3:02 PM PT -- A rep for the company tells us, "Every day, millions of NutriBullet customers worldwide blend nutritious smoothies from fruits, vegetables and nuts in their NutriBullets. NutriBullets are safe. There is no risk if the NutriBullet is used to blend room temperature or cold ingredients for less than a minute."
They continue, "The claims made by plaintiffs’ attorneys are simply not possible – NutriBullets cannot defy the laws of physics. As billions of consumer blend cycles, numerous tests and studies have proved, including those performed by an independent university, NutriBullets cannot “hyper-heat” room temperature ingredients in a short period of time, as alleged."
Finally saying, "NutriBullet is dedicated to the safety of its consumers and is of course sorry to hear when anyone is hurt. However, the fact remains that NutriBullets obey the laws of physics and that these injuries are caused by people misusing NutriBullet products by not following instructions and warnings that clearly state: “NEVER BLEND HOT LIQUIDS OR FOOD OR CARBONATED BEVERAGES. NEVER BLEND FOR MORE THAN ONE MINUTE.”
Another one of NutriBullet's customers claims the machine damn near turned her into a smoothie mess when it exploded ... and did some serious damage to her body.
Folana Jackson filed legal docs claiming she barely used a NutriBullet 900 blender for 1 minute before the thing went haywire ... resulting in gnarly injuries that required surgical repairs, and then Oxycodone to treat her pain.
In the docs, obtained by TMZ, Jackson says she was preparing a juice in May 2020 -- garlic, ginger, sliced lemons and water ... if you're curious what she was whipping up. But, in the suit, she alleges friction and heat from the spinning blades caused a pressure build-up in the canister.

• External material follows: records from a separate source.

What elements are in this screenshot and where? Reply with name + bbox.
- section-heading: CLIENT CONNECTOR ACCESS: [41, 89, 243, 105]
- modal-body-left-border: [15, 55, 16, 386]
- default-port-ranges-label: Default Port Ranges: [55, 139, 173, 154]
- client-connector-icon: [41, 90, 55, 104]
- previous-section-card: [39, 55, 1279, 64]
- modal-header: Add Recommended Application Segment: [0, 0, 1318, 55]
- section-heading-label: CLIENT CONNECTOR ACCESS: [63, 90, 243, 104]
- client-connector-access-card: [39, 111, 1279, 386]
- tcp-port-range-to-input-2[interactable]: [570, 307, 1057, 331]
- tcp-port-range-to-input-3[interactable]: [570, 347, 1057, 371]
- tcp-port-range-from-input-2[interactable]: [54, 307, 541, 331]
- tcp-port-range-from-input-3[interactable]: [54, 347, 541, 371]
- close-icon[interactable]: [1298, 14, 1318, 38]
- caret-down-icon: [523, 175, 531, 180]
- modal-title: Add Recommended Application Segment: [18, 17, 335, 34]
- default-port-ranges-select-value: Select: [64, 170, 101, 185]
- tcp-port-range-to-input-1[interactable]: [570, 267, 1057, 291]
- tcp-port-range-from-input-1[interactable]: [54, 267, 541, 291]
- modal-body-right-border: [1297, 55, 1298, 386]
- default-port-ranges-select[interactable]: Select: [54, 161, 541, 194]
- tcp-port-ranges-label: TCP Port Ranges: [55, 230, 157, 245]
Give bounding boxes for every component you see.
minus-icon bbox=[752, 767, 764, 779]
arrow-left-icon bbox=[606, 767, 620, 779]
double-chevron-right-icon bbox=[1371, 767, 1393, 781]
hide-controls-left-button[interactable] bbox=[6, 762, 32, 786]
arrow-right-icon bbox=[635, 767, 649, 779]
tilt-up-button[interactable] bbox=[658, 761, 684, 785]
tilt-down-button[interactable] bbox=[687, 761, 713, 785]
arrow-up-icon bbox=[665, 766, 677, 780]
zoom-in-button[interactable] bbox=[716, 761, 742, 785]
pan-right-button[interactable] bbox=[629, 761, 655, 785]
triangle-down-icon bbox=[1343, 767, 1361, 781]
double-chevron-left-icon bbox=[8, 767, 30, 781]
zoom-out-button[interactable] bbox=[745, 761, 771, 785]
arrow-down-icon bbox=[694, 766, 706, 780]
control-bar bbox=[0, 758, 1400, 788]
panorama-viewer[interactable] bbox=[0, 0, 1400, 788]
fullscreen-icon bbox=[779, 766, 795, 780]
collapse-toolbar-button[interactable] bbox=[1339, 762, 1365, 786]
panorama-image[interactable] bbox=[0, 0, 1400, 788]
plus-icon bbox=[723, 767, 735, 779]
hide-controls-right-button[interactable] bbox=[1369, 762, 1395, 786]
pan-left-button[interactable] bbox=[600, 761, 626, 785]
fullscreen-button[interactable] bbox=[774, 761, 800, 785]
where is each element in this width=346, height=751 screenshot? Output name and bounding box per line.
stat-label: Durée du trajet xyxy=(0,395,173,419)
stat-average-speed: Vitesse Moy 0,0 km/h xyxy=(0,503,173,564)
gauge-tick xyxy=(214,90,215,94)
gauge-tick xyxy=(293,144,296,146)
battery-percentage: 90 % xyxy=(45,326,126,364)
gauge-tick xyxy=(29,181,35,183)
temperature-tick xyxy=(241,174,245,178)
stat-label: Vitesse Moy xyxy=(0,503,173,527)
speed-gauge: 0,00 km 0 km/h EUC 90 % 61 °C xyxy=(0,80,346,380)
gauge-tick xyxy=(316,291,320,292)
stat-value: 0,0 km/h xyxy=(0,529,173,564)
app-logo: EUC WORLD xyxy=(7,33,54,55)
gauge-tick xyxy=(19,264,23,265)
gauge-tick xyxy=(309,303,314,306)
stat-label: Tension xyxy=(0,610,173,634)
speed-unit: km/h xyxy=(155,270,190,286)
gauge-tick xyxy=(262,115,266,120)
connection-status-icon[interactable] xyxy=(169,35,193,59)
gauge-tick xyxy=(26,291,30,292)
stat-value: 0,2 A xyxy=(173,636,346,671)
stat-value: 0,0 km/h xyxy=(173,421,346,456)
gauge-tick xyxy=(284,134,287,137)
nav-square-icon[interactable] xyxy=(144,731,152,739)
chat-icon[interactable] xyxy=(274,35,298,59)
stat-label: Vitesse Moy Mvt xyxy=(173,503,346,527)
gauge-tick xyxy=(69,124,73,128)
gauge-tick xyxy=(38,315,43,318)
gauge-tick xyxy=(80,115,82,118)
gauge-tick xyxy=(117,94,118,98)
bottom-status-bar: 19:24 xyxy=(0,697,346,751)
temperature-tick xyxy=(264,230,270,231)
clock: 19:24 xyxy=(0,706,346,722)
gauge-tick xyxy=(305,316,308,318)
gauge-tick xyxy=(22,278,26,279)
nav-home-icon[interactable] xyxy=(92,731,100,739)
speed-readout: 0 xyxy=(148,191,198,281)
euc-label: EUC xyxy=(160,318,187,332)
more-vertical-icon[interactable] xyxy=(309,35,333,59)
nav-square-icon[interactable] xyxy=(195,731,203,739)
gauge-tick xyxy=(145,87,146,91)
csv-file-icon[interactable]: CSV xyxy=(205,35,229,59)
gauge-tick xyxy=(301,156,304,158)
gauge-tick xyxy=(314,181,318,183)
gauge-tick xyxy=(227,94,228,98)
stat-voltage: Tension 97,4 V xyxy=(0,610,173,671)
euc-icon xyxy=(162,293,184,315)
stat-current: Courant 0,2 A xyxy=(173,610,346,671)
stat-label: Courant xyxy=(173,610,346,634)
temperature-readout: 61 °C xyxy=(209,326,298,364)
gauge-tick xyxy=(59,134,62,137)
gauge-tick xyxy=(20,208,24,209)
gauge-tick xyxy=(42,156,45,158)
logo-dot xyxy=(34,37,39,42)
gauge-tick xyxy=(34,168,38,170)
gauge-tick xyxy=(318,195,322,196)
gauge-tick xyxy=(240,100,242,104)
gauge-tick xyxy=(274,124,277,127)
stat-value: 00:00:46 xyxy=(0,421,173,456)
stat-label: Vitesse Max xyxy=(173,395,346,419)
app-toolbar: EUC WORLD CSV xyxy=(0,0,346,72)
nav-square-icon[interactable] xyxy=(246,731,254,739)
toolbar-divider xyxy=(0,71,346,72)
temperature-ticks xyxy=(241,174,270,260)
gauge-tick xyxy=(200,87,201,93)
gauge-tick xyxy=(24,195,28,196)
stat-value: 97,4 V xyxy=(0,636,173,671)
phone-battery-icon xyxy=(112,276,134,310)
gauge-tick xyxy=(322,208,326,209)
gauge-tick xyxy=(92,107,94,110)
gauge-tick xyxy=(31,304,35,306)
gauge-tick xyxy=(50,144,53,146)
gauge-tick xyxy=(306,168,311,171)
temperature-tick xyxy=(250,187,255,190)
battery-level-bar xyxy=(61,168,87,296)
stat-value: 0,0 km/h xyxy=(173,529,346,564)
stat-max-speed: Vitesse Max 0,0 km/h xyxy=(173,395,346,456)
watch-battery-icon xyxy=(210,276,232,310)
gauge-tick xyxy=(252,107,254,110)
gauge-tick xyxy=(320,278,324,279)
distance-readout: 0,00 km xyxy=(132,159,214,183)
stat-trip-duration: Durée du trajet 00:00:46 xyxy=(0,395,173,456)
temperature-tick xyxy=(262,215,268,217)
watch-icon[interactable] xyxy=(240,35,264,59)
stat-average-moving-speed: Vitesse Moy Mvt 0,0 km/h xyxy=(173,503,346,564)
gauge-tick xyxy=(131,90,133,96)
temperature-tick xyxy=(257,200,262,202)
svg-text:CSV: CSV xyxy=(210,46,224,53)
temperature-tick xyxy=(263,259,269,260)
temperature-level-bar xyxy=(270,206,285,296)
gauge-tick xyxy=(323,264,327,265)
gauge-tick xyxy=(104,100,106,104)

She claims things went south when the blender made a weird noise, and she turned it off -- as she placed her hands near the bottom of the canister, it allegedly separated from the blade and exploded off the motor base.
According to the suit, the still-spinning blades came in contact with Jackson's left hand ... causing severe, deep, lacerations. She claims it got even worse when the contents of her juice splashed onto her breasts, neck and arms ... causing serious burn injuries.
Jackson says she went to the ER for treatment and claims she needed surgery to repair lacerations and torn ligaments in her left ring and pinky fingers ... both of which now have limited mobility and constant nerve pain.
She claims NutriBullet has known about the defective devices for years, and that the blenders have caused more than 100 burns and lacerations since 2014. At the very least, we know Jackson is far from the first to sue the company over such gruesome injuries.
She's suing for unspecified damages. We've reached out to NutriBullet, so far no word back.